Smog linked to jump in heart attacks in Thailand

Smog linked to jump in heart attacks in Thailand

Dr Rungsrit Kanjanavanit, a cardiologist at Chiang Mai University's Maharaj Hospital, said the number of patients suffering acute myocardial infarction dramatically increases at this time of the year - notorious for farm burn-offs and thick smog across the North.

The amount of tiny-particle dust now exceeds safe levels in Lamphun, Chiang Mai and Lampang provinces, while flights in Mae Hong Son were cancelled due to poor visibility.

"From my observation at this hospital, heart attack cases have risen from three to four a month to three to four a day. This phenomenon that happens every dry season and has been continuing for more than 6 years now," Rungsrit said.

He indicated that air pollution could increase the chance of heart attack, especially when the volume of particulate matter with a maximum diameter of 2.5 microns (PM2.5) is high.

"Unlike PM10, which is larger particulate matter in the air, PM2.5 can be inhaled into the pulmonary alveolus inside the lungs, which thickens blood and sometime blocks the blood vessels," he explained.
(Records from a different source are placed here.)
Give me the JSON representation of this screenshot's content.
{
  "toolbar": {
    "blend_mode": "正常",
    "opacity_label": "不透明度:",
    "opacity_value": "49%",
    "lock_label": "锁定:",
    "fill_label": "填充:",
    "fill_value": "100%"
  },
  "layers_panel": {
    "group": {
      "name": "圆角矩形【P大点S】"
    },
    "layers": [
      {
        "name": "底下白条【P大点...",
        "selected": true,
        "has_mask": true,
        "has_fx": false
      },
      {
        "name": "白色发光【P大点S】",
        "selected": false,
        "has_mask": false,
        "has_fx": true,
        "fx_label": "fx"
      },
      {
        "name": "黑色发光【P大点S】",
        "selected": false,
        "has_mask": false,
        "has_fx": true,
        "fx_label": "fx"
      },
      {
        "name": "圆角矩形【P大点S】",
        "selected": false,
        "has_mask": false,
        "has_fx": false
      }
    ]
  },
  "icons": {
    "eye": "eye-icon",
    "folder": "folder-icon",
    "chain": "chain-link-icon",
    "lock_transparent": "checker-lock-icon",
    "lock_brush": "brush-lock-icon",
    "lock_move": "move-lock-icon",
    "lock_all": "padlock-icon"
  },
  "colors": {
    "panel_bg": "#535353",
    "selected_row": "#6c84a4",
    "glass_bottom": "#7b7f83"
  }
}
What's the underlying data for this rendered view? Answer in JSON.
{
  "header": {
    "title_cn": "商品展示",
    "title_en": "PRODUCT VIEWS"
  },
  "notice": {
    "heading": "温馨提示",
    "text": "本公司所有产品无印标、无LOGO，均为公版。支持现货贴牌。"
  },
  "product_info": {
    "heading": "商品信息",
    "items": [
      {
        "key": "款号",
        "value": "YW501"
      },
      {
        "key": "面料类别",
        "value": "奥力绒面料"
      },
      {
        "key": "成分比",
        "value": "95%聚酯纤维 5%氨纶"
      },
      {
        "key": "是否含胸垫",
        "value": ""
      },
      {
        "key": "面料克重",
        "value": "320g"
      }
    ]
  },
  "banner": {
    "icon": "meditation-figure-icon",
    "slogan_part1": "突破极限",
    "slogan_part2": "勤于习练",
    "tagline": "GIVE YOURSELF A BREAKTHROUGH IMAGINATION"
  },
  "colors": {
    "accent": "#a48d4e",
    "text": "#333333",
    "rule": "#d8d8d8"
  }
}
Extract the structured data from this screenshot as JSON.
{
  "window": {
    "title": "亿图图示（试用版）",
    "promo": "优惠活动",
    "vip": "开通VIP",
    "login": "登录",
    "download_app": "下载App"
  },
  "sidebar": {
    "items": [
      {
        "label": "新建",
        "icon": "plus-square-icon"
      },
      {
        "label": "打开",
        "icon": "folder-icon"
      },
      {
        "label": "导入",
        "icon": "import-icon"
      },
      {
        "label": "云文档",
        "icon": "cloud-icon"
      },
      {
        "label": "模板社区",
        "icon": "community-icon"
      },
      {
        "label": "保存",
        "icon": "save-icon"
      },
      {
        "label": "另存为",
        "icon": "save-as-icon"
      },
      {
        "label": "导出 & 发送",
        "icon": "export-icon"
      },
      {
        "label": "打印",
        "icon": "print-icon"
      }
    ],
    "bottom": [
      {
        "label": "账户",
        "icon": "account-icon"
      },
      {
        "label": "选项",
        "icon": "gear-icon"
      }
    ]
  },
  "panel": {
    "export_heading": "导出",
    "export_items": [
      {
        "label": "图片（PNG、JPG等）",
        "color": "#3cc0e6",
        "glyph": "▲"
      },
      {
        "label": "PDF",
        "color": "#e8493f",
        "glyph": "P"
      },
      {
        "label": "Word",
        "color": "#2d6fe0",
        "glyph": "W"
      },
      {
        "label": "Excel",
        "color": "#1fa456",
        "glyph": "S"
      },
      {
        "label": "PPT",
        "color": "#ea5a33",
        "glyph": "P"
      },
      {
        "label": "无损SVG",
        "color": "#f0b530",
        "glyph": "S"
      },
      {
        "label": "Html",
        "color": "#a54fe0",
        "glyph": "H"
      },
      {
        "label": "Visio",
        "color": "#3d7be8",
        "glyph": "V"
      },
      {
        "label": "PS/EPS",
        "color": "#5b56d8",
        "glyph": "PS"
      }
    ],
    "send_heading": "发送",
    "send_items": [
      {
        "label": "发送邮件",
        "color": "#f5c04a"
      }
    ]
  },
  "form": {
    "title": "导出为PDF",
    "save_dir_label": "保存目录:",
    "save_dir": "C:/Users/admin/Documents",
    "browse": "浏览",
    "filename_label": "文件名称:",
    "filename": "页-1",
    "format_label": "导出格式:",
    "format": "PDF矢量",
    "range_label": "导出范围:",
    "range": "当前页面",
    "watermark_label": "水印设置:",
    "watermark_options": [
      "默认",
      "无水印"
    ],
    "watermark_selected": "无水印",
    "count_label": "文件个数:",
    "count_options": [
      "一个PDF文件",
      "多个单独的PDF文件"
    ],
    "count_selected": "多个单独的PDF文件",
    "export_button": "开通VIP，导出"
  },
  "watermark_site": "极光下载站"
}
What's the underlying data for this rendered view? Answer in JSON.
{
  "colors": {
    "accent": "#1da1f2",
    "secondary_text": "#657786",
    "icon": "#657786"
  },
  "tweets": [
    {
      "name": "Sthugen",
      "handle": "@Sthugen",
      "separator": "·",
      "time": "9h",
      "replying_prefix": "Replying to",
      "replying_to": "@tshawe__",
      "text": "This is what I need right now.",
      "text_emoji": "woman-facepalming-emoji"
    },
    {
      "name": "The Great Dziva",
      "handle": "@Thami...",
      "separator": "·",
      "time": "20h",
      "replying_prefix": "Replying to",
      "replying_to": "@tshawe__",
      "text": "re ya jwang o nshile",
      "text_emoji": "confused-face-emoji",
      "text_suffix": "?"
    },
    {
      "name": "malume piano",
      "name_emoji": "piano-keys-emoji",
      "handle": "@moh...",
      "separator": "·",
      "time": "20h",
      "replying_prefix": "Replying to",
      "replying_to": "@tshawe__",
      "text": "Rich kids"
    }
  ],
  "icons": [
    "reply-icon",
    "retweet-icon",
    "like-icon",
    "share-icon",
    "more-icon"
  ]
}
"Everyone should stay indoors; especially vulnerable persons including children, the elderly and those who have a heart condition, high blood pressure or diabetes, if the air pollution is high. They should relocate if possible," he said.

The doctor suggested people should check air quality in their area daily via the "Air4Thai' application, available in both iOS and Android smartphones.

At Mae Hong Son, airport director Weerawat Takong said Karn Air's ART-60 flights to and from Chiang Mai have been cancelled due to poor visibility since Monday. Pilots require visibility of at least five kilometres but visibility is now only three kilometres. Local officials have been spraying water into the air to lower the dust level.

Officials were also doing this in Lampang. Nakhon Lampang Mayor Thanin Supasang started an air pollution reduction campaign, with fire trucks spraying water into the air.

During the dry season from January to March, farmers often burn their fields to grow new crops - despite officials urging them not to.